At the Senator, in Baltimore staring in ‘99, they installed a Dolby Digital EX system with a unique rear channel set up that adds more 'life’ as it were to sound. Since then, along with thousands of regular patrons over the years, we have enjoyed event films there where I can say I’ve experienced that 3D sound envelope you mention. Here is a short list of my first hand experiences:
In Phantom Menace, during the pod race sequence, the sound is loud, distinct and powerful enough that when you sit at least ¼-1/3 from the screen, you get the sensation of movement. You, along with the others move in tune with, or away from the pods as they accelerate, bob and weave. This same sensation was achieved in Clones, when Obi-wan tries to escape the sonic charges from Jango Fett’s ship. Remember that super loud BOOOOOOONG sound following a second of dead silence? Then the shockwave starts and the resulting theater’s sound and picture caused patrons to also move, as if to avoid the coming shockwave and oncoming asteroid matter and space debris.

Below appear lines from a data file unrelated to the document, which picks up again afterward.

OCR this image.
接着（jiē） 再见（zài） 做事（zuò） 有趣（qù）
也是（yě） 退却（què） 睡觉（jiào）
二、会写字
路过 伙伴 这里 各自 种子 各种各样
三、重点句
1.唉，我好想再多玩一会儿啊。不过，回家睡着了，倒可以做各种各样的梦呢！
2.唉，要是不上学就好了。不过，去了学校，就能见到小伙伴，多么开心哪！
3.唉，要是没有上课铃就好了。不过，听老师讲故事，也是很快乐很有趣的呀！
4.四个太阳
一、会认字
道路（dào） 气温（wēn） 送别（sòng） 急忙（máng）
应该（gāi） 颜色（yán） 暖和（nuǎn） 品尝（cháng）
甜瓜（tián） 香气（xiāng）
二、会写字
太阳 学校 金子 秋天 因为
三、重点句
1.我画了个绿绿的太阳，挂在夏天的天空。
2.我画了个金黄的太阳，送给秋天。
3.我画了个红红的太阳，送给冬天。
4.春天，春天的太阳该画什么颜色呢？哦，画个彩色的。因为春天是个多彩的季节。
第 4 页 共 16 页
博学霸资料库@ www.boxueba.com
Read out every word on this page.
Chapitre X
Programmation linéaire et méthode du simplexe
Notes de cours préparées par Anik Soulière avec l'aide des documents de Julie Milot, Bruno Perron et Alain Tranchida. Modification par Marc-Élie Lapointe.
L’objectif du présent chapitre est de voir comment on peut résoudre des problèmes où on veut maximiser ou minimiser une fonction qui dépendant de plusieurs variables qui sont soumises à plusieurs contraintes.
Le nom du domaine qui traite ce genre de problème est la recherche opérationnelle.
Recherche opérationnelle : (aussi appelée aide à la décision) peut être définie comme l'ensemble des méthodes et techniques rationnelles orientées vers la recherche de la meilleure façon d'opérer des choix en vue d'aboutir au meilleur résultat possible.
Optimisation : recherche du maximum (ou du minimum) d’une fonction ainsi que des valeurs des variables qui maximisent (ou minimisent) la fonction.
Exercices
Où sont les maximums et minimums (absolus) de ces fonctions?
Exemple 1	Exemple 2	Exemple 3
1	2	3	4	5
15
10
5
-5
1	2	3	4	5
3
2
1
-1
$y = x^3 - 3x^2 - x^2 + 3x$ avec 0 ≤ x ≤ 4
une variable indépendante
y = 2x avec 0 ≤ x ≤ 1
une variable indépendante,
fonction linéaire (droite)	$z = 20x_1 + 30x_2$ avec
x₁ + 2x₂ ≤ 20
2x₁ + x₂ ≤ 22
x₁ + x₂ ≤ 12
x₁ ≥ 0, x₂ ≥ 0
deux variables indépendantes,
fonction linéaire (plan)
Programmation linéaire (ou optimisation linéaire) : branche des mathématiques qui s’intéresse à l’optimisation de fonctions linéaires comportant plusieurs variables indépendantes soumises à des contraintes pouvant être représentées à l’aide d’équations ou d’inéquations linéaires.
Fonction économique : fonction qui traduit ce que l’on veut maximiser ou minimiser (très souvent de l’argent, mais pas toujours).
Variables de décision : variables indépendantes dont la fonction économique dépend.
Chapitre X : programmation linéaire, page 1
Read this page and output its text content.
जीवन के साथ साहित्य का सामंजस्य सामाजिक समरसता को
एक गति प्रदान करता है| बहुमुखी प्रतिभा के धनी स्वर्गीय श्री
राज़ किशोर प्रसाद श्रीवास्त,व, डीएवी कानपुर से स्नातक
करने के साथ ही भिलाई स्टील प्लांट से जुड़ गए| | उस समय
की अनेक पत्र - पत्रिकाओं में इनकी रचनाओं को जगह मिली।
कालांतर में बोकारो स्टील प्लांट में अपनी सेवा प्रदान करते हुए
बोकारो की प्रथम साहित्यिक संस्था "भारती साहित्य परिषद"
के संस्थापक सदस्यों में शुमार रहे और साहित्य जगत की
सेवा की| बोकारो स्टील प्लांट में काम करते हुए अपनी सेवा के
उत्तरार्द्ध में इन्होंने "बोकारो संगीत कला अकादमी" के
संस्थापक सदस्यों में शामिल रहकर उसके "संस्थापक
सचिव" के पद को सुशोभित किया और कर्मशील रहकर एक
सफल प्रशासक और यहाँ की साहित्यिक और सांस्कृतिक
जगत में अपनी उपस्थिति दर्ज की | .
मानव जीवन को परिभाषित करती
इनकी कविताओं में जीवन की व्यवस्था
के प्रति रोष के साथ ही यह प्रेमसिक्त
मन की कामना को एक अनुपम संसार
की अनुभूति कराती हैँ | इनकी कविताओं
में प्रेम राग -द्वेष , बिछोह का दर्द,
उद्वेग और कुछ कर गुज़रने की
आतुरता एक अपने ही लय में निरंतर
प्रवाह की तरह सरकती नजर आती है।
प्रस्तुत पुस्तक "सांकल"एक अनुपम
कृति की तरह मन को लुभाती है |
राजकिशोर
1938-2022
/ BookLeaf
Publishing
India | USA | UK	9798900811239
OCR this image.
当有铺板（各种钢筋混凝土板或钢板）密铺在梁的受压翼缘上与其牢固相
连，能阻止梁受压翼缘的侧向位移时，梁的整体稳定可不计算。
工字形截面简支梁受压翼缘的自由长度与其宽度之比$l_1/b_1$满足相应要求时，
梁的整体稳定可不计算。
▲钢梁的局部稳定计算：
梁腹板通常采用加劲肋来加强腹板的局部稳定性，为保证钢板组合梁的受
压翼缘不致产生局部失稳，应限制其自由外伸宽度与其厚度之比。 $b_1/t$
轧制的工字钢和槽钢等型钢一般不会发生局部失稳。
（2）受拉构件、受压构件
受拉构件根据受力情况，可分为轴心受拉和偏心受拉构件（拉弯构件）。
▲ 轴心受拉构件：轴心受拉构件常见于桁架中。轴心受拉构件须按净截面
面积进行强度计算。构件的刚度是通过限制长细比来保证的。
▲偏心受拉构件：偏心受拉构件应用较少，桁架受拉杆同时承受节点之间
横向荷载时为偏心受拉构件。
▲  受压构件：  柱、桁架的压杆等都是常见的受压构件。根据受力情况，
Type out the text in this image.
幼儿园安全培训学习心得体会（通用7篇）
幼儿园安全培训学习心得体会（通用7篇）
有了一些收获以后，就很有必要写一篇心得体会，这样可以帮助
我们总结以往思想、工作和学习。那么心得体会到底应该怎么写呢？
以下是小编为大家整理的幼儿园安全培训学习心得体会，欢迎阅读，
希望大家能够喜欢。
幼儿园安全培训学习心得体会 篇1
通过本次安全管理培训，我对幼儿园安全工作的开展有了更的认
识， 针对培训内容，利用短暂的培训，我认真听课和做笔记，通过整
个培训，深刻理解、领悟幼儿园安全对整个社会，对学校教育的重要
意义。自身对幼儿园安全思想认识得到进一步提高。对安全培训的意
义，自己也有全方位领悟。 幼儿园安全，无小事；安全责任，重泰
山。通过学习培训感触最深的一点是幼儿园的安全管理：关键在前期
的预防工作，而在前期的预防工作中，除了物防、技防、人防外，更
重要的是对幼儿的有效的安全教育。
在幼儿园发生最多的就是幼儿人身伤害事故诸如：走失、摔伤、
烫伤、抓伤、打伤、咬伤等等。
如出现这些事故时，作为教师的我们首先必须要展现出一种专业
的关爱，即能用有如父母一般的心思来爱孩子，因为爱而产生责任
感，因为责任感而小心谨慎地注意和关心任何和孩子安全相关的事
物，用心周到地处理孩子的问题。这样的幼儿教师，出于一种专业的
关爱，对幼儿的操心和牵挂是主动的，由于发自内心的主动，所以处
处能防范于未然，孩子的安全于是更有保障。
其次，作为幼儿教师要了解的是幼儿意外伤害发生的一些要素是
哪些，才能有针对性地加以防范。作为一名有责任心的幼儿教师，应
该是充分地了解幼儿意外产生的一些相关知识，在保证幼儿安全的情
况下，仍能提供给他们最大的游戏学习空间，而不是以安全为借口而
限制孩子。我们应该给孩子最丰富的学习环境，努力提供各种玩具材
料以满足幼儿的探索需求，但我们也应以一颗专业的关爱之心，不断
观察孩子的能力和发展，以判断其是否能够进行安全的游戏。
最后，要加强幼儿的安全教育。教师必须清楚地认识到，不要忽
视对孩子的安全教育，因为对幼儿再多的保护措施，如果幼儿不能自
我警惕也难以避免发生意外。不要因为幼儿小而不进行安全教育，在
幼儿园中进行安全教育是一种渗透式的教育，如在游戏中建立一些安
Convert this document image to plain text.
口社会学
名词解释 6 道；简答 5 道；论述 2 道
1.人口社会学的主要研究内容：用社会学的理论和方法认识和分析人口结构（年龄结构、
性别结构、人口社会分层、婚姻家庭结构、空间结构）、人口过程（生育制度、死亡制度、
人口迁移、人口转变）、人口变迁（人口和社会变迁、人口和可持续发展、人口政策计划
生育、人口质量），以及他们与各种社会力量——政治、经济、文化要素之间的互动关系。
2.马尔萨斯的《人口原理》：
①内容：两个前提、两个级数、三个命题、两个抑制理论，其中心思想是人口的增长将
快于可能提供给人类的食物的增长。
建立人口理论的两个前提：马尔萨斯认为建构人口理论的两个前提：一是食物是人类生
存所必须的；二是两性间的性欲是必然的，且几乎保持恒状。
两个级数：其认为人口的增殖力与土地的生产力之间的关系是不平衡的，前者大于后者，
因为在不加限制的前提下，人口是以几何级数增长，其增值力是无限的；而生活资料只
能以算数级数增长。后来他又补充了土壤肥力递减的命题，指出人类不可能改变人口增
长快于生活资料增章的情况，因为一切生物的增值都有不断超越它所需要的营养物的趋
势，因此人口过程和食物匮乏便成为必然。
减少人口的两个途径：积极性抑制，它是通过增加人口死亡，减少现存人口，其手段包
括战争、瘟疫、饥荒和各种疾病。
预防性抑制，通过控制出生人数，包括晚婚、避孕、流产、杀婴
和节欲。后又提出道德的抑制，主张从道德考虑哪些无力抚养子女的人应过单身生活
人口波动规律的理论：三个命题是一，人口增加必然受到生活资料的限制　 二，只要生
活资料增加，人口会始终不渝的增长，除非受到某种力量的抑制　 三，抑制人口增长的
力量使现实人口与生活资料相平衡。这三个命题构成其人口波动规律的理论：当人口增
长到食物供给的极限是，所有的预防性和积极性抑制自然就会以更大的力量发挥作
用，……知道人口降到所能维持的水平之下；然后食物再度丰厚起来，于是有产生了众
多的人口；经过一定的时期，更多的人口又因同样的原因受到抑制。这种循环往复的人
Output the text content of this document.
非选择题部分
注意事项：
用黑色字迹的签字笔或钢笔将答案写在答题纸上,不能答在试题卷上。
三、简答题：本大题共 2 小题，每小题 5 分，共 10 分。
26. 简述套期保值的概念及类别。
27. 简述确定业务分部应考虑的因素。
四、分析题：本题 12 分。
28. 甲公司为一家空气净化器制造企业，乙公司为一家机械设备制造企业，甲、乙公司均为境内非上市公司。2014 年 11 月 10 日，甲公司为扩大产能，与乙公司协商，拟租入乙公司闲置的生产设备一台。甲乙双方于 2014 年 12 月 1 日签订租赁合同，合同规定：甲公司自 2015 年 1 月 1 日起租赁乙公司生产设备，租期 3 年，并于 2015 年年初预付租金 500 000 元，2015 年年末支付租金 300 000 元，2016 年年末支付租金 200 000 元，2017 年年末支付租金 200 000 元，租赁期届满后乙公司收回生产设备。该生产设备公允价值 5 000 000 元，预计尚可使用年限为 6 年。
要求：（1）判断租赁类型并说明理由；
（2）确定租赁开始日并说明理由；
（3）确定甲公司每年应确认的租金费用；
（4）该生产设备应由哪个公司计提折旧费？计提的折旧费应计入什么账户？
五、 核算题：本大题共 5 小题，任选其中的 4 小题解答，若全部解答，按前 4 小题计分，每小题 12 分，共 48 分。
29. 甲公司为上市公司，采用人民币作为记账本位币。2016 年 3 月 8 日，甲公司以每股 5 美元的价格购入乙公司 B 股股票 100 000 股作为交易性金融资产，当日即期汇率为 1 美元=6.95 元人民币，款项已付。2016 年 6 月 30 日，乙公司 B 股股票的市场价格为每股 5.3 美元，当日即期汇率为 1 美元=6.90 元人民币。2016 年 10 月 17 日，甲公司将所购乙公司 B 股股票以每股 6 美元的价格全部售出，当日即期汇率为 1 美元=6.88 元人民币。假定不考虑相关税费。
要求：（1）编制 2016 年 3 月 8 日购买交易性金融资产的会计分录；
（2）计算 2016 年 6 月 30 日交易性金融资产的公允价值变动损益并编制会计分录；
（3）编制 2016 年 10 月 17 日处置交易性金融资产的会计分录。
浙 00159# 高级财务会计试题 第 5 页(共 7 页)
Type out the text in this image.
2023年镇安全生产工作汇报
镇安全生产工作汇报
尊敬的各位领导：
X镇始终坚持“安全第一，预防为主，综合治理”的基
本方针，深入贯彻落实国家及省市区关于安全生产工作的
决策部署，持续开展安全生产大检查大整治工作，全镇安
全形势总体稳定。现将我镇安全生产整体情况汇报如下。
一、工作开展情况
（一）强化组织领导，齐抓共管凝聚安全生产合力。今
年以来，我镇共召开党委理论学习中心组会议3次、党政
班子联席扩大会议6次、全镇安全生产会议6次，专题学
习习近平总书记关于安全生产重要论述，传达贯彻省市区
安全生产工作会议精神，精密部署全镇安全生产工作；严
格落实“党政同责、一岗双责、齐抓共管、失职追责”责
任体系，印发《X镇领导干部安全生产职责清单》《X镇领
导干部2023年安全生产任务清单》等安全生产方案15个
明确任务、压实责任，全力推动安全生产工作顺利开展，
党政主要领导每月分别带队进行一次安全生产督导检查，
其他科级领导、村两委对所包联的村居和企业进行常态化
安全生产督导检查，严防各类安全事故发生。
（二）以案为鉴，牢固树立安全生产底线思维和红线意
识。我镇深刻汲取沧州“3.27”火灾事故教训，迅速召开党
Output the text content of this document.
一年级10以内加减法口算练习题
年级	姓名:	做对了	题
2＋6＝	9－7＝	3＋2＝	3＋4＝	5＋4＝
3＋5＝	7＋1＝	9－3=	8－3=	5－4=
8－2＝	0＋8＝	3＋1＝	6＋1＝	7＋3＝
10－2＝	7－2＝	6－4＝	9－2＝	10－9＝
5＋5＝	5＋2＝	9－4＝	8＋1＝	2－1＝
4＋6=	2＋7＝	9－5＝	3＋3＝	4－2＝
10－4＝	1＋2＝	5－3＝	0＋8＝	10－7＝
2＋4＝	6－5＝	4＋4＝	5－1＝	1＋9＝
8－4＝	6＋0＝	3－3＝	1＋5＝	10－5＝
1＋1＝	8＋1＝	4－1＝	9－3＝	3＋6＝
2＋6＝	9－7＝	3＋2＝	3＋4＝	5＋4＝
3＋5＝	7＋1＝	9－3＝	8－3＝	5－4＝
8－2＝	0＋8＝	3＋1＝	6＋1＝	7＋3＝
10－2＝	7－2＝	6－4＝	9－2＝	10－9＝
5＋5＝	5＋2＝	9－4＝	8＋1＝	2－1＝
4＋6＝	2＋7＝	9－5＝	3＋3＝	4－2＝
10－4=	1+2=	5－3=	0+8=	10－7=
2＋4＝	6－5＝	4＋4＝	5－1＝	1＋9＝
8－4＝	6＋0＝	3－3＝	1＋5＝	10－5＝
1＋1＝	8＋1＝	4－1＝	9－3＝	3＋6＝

The last Lord of the Rings movie, seen again at the Senator, and its Dolby Digital EX set up, also re-created the same enveloping 3D sound during the major land battle at Gandor with the Oliphants. After the Orcs flee from the army of Theodon, the Oliphants are on the march with their massive swinging and swaying tusks. I can remember that the whooosh sound of the trunk swinging and sweeping and then tossing multiple horse riding soldiers into the air, made patrons move in their seats as if to avoid being ‘hit’ by the approaching beasts! A powerful scene delivered and experienced!
I suspect independents like the Senator are more presentation saavy and regularly perform sound tests and maintenence to ensure their investments deliver. And, for the most part, they do! :) I’m not sure what your experiences may be where you are. Perhaps your experience with digital sound was at the multiplexes, which, at least in this market, usually don’t care about such things. In my experiences, the THX certified cinemas, are better since they have to maintain a certain standard to remain certified. When I saw the first Matrix at the THX-certified GCC (now AMC) Springfield (VA) 1, Neo and Trinity enter the building with a shootout to save Morpheus, I could here the crisp metallic clanking sound of dropping spent shells. Seen again, at the Uptown in DC, there wasn’t that metallic crispness to the sound for the same scene.